The Bucket Ministry – A perspective on Suffering 

Kibera Houses TBM

By Griffin Beth 

Editor’s note: The following is an excerpt from a longer story that is featured at thebucketministry.org. Use the QR code to locate the story online. 

 

Wednesday morning, 4:00 AM. I wake up freezing. A cold film of sweat covers my body. It feels like I slept on a bed of ice chips. I’m shivering violently. I sit up and my clothes hang heavy over my shoulders and around my waist as if I had just stepped out of a pool. Pellets of sweat pour down my face. My mouth smacks of salt. I throw the sheets off and they land with a wet thud on the tile floor. I try to get out of bed, but my legs and arms don’t respond. I collapse back onto the mattress. 

What is happening? 

I desperately try to summon all the strength from whatever hidden reserve I might have in my body, but I now fail to even lift my head from the pillow. A barbed feeling of panic shoots through my stomach. I try to take a breath to calm myself but find I can barely force enough air into my body to remain conscious. It feels like a lead block is sitting on my chest. My throat is so choked from swelling that whatever air I can draw in whistles into and out of my body. My lungs feel deflated. I try to call out to my wife, Sheri, in desperation but nothing—except that sharp whistle—comes out. 
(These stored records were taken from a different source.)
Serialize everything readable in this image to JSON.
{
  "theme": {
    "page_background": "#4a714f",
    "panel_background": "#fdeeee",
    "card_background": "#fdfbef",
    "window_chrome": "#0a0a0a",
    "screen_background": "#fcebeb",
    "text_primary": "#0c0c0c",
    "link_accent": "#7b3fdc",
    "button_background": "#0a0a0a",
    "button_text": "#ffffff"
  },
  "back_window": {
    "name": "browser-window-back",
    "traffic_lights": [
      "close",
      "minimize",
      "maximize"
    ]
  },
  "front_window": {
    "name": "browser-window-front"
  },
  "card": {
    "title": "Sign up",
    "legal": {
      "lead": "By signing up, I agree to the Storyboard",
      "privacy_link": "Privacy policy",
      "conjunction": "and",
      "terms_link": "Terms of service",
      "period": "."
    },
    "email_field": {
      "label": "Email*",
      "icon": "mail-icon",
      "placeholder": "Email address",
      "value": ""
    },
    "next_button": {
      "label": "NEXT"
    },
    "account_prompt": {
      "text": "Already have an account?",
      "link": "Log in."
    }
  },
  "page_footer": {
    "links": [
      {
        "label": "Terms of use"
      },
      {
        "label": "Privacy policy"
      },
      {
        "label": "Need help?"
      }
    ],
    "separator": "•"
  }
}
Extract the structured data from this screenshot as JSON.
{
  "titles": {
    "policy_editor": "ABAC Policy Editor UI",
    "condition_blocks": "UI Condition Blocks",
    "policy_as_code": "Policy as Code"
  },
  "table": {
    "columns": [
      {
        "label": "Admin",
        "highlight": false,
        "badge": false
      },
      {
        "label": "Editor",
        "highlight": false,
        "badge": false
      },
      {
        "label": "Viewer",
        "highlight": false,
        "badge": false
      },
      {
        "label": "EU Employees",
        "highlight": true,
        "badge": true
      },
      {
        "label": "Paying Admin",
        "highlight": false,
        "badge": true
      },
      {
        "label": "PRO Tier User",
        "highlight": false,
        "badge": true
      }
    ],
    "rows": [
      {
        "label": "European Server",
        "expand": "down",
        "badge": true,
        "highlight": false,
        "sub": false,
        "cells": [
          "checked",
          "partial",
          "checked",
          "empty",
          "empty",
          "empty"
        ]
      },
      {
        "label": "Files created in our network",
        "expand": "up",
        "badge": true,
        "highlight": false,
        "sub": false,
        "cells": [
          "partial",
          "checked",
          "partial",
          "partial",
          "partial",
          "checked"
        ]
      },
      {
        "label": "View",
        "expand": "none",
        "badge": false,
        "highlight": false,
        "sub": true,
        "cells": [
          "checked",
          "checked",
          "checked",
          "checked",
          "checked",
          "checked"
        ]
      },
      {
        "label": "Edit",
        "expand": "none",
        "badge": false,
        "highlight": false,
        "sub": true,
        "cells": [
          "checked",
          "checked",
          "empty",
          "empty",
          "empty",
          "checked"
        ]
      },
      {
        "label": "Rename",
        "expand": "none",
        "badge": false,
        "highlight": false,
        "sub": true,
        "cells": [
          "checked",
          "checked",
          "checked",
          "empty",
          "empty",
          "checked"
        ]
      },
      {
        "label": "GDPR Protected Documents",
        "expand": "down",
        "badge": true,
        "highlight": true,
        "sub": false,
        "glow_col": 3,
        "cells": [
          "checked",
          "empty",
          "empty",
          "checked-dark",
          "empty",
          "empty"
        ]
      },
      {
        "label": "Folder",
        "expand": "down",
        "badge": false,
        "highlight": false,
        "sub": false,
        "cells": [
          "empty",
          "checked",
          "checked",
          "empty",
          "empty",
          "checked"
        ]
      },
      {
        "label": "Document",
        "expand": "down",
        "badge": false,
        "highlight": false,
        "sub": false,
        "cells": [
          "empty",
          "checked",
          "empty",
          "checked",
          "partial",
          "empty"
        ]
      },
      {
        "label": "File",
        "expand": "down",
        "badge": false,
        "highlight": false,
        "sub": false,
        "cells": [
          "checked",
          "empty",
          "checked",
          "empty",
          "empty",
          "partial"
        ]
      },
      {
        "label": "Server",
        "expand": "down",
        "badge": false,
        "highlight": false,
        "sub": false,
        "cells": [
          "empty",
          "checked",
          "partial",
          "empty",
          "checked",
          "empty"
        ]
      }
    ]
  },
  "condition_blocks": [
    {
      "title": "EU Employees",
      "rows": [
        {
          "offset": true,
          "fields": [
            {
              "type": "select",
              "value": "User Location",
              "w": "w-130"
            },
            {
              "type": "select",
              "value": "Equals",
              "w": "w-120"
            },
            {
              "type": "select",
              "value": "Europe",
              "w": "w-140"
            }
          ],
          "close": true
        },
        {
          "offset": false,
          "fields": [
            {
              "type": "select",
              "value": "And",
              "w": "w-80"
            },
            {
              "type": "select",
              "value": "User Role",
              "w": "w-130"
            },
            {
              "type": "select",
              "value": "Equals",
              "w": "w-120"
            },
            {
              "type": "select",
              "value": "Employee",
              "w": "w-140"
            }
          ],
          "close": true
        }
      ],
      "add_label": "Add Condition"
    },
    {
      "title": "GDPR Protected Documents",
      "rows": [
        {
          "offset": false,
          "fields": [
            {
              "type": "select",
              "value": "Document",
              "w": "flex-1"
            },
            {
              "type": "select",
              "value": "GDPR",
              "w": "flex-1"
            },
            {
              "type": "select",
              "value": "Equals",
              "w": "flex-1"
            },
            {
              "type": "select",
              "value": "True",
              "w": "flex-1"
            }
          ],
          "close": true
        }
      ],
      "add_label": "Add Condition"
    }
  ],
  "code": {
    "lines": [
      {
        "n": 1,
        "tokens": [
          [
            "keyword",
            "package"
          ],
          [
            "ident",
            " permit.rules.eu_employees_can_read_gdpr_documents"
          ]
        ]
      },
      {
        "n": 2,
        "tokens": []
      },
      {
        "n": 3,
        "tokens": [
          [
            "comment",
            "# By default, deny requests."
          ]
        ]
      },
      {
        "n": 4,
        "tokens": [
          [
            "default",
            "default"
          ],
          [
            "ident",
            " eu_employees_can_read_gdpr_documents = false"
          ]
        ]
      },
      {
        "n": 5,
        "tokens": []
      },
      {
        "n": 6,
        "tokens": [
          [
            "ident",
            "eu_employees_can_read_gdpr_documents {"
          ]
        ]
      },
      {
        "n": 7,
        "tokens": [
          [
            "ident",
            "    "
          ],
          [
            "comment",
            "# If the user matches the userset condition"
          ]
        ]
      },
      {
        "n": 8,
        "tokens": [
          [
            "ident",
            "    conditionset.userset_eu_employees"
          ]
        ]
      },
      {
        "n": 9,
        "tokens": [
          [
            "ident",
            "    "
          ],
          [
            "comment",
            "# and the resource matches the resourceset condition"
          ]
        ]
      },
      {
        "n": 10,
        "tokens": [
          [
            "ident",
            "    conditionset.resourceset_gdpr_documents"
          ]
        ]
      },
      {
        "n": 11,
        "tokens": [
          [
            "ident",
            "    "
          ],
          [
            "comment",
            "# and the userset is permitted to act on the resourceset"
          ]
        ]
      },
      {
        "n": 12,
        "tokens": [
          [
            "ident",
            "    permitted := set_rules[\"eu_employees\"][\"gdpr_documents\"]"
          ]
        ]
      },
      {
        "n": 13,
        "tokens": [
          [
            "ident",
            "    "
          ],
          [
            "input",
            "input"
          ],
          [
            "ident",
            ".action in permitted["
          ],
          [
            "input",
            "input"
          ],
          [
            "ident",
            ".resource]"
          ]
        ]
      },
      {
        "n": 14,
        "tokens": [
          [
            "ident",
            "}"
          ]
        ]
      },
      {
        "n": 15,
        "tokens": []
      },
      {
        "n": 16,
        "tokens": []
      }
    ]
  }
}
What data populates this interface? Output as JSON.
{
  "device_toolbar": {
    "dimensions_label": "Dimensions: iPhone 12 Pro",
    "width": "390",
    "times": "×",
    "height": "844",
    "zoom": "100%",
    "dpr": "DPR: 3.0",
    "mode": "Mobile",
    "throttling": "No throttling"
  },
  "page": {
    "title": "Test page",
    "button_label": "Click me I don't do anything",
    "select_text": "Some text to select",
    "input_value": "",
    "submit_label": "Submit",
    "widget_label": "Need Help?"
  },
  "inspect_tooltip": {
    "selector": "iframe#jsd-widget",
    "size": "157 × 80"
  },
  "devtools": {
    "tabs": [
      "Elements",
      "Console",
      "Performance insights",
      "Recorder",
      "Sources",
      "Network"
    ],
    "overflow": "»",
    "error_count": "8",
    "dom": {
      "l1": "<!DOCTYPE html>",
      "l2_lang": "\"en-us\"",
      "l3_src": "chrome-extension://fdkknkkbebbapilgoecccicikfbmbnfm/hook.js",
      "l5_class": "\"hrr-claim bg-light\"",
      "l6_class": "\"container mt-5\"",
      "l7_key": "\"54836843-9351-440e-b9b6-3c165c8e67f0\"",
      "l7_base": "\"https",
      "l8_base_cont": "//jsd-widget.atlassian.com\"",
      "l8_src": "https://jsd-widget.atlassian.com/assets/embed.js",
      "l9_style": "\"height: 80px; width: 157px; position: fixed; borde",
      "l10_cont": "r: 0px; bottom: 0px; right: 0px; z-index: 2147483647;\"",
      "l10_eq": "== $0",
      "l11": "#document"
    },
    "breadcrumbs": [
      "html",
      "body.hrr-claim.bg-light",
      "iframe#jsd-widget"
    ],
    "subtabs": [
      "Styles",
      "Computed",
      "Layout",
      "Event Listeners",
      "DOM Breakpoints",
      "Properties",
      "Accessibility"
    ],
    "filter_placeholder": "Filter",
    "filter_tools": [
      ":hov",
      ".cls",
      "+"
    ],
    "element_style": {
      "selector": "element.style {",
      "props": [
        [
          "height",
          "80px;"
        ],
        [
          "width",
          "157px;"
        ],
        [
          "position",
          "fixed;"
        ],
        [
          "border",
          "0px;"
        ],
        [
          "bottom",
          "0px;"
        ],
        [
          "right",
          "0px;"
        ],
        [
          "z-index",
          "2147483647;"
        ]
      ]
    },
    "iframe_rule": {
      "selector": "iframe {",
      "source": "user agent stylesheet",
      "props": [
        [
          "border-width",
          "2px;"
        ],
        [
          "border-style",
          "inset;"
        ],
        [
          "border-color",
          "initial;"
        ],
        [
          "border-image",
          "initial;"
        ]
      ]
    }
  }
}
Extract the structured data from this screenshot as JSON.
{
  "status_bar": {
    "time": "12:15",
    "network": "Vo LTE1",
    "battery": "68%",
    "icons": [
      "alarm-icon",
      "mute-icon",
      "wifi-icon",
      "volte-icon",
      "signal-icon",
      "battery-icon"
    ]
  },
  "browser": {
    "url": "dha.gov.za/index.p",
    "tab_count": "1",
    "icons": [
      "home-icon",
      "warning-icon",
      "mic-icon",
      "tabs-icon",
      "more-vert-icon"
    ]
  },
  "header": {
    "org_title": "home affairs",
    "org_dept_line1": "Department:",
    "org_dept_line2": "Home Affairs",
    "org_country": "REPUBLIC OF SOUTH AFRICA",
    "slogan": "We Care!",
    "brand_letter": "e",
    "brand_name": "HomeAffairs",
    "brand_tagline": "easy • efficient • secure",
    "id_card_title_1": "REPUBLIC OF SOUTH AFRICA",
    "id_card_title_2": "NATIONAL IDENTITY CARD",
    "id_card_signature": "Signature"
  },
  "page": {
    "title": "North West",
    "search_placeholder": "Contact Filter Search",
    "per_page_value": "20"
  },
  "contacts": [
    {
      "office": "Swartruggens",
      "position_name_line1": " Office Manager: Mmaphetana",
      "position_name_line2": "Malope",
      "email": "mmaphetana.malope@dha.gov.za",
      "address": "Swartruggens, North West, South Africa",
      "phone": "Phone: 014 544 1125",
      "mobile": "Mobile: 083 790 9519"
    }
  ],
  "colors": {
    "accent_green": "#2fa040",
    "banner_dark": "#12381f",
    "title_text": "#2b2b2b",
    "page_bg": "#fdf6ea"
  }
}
Somehow, I manage to muster the last vague whispers of strength in my arms to push myself off the bed and onto the floor. I land in a kneeling position with one hand clutching a wet ball of the fitted sheet. Sweat seeps from between my fingers. With no hope otherwise, I turn to God. I pray for breath. I pray for calm. I pray for Sheri to wake up. And, failing those things, I pray for deliverance—that I might soon hear that beautiful phrase: “Well done, my good and faithful servant.” 

Having squared myself with God and made peace with the reality of my fate, I let out one last brittle, broken cry to Sheri. It sounds hoarse, like gas exploding out of a crushed exhaust pipe. With all my energy and strength spent, I fall backwards onto the tile. It feels warm and strangely comforting.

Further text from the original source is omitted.